Podría hablar de sexo. O mejor, no podría. El sexo nunca fue principal en nuestra relación. Tampoco podría hablar de amor porque nunca de veras hubo alguno. Pero podría, puedo, hablar de obsesión: ésa fue la pasión dominante en nuestra breve vida juntos. Hablé de relación más arriba pero apenas puedo usar esta palabra en el sentido que tiene en el diccionario. Cualquier diccionario.

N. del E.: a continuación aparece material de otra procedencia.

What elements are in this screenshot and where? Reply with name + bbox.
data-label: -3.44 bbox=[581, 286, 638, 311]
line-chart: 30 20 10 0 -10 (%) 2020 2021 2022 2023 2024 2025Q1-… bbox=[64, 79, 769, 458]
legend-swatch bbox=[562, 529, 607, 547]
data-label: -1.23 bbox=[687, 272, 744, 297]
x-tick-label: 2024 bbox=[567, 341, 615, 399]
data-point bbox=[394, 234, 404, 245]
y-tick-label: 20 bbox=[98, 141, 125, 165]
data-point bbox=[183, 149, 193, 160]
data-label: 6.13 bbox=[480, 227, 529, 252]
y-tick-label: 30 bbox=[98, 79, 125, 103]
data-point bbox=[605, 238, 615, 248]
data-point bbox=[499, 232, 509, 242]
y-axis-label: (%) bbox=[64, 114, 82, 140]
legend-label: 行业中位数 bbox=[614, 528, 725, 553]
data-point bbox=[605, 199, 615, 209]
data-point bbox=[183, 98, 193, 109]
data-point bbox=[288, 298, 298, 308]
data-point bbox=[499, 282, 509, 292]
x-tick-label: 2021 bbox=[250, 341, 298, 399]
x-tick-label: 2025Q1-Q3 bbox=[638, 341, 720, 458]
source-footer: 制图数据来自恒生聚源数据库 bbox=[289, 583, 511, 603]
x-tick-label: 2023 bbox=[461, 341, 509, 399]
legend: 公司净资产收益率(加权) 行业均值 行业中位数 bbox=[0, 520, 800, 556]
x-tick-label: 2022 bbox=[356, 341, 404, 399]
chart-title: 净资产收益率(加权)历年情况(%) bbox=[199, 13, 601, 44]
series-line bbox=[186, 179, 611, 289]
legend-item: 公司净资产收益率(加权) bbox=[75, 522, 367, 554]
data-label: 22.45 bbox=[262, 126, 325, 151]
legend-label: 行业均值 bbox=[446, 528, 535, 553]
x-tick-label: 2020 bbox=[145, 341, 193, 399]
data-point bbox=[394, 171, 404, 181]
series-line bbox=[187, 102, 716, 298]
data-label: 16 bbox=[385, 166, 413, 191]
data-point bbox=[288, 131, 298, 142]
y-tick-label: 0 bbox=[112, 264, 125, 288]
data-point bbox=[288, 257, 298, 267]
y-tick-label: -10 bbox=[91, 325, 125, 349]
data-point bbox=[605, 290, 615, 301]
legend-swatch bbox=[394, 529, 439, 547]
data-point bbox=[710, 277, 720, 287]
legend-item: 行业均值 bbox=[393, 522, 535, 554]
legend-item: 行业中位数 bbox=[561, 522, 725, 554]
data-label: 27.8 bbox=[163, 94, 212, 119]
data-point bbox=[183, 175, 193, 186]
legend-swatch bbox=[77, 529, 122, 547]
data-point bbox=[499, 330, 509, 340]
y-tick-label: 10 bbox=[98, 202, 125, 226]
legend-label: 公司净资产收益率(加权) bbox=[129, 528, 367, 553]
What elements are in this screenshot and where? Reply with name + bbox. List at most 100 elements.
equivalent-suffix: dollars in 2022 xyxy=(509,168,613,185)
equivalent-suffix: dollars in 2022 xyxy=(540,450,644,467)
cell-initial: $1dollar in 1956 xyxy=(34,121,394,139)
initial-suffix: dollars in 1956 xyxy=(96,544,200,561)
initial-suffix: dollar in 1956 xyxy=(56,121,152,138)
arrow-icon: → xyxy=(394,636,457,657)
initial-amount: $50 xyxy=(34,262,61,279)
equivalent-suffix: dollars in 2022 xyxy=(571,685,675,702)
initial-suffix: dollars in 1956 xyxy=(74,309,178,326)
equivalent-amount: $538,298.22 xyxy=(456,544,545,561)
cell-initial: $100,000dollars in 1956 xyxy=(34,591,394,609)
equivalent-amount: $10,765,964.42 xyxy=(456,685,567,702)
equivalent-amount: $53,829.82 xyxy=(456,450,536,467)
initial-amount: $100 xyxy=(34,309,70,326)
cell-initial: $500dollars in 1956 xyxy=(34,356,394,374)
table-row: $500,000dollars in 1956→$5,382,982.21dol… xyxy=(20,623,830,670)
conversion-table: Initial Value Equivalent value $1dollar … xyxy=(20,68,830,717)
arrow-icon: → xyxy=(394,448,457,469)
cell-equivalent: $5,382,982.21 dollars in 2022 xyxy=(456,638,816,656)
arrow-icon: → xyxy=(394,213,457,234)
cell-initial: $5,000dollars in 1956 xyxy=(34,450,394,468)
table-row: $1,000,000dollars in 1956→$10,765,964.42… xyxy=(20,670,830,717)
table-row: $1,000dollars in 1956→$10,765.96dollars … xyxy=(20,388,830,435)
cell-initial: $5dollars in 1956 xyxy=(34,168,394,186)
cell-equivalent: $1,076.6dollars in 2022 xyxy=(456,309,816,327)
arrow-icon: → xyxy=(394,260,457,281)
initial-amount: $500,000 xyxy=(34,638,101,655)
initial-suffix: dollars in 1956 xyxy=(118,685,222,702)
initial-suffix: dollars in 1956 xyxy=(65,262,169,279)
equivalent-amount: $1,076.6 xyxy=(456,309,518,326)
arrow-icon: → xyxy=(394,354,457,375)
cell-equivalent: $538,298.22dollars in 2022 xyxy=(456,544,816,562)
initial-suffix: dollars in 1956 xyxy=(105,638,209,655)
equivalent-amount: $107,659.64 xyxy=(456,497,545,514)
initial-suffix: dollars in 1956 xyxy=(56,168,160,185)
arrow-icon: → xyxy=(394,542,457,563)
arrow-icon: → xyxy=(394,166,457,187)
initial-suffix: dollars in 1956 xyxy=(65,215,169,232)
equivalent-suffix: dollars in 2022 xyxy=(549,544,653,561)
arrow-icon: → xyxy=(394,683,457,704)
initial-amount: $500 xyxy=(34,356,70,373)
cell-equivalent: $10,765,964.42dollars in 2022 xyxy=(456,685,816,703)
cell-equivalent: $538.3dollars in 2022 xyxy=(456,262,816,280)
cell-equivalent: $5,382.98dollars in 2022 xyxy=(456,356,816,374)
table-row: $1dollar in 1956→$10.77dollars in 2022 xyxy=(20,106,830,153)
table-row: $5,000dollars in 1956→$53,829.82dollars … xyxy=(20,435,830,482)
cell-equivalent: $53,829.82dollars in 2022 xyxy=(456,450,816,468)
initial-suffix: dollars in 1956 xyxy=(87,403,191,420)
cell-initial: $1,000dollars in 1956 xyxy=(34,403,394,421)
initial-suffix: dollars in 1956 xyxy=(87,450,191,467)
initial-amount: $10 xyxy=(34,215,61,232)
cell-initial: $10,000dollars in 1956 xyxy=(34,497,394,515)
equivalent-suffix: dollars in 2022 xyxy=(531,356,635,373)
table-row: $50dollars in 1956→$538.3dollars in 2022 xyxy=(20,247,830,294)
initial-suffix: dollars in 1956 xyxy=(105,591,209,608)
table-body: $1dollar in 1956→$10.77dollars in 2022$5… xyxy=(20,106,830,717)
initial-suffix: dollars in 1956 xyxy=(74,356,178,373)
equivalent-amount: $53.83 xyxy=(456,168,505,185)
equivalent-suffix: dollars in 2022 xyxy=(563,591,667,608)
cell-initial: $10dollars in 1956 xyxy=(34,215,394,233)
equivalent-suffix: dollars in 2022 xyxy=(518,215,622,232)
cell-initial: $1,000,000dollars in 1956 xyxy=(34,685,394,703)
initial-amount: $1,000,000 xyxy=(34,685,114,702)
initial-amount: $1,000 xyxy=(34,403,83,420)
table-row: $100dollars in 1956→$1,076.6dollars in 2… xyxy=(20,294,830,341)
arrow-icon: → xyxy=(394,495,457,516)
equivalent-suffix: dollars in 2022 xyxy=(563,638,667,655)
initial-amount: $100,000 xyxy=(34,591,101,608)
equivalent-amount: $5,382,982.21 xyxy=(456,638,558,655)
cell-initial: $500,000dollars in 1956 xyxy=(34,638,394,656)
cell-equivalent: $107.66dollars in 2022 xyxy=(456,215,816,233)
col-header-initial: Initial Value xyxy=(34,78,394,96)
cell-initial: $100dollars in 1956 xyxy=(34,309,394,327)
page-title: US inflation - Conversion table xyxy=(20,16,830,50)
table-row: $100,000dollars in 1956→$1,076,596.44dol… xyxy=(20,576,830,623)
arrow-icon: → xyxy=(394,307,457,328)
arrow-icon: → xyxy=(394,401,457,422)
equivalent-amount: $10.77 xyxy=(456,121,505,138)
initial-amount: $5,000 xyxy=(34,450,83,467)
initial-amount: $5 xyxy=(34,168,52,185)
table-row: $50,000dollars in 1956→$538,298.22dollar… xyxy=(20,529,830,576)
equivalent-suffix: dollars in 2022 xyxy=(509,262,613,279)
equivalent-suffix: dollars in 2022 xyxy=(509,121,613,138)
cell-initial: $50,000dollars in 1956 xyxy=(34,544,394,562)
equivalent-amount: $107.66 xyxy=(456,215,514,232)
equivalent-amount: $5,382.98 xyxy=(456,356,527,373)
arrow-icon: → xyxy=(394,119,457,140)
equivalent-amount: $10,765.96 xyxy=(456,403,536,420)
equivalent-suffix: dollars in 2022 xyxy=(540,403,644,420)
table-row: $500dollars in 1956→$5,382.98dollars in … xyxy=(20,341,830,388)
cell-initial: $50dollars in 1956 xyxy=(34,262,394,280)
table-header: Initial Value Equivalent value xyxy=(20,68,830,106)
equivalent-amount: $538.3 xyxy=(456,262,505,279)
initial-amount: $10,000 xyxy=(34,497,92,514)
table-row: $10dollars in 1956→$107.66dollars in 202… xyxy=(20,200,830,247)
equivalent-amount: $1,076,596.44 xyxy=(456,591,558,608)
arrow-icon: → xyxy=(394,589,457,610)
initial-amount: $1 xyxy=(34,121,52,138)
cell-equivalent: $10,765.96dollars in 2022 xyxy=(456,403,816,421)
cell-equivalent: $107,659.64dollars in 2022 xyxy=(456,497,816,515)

Llegué a la conclusión de que no le interesaba el sexo, ningún sexo, a través precisamente del sexo. Tampoco le interesaba el mero amor. La frase viene dictada por la experiencia: la mía y la de ella. Era, lo creo ahora, patológicamente incapaz de ningún afecto. Era una versión femenina de Meursault. Tal vez fuera el demasiado sol que crea cortinas en la moral. Pero yo también padecía el sol entero y sufría de unas culpas que más que un complejo eran un reflejo. Pero ella era valiente, generosa y leal a lo que creía —si es que creía en algo. Antes escribí: «y leal a su persona». Pero creo ahora que ella no creía ni en ella. Su cuerpo, ese cuerpo humano, demasiado humano, se ha convertido en divino. No por adoración sino porque es ahora lo opuesto a lo que fue: intocable.

Durante el tiempo que duró su aventura y mi ventura, ella estuvo virtualmente secuestrada por mí. Pero yo no era su secuestrador sino toda la compañía que pude tener.

Ella rechazaba no tácitamente, que implica consentir, sino de pleno ser un personaje, tanto como yo me empeño ahora en hacer su personaje. Era la mujer (y yo no hablo de una mujer en tres dimensiones si no he tenido antes una suerte de intimidad con ella) más intrigante y menos dada a la intriga. Pero su franqueza la perdió para mí. Como soy yo el que escribe estas páginas (y obviamente no ella) es que trato de recobrarla. No sólo en la memoria (no he dejado de recordarla nunca) sino en mis memorias. Ella es un cuerpo divino pero también un fantasma que ronda mis recuerdos.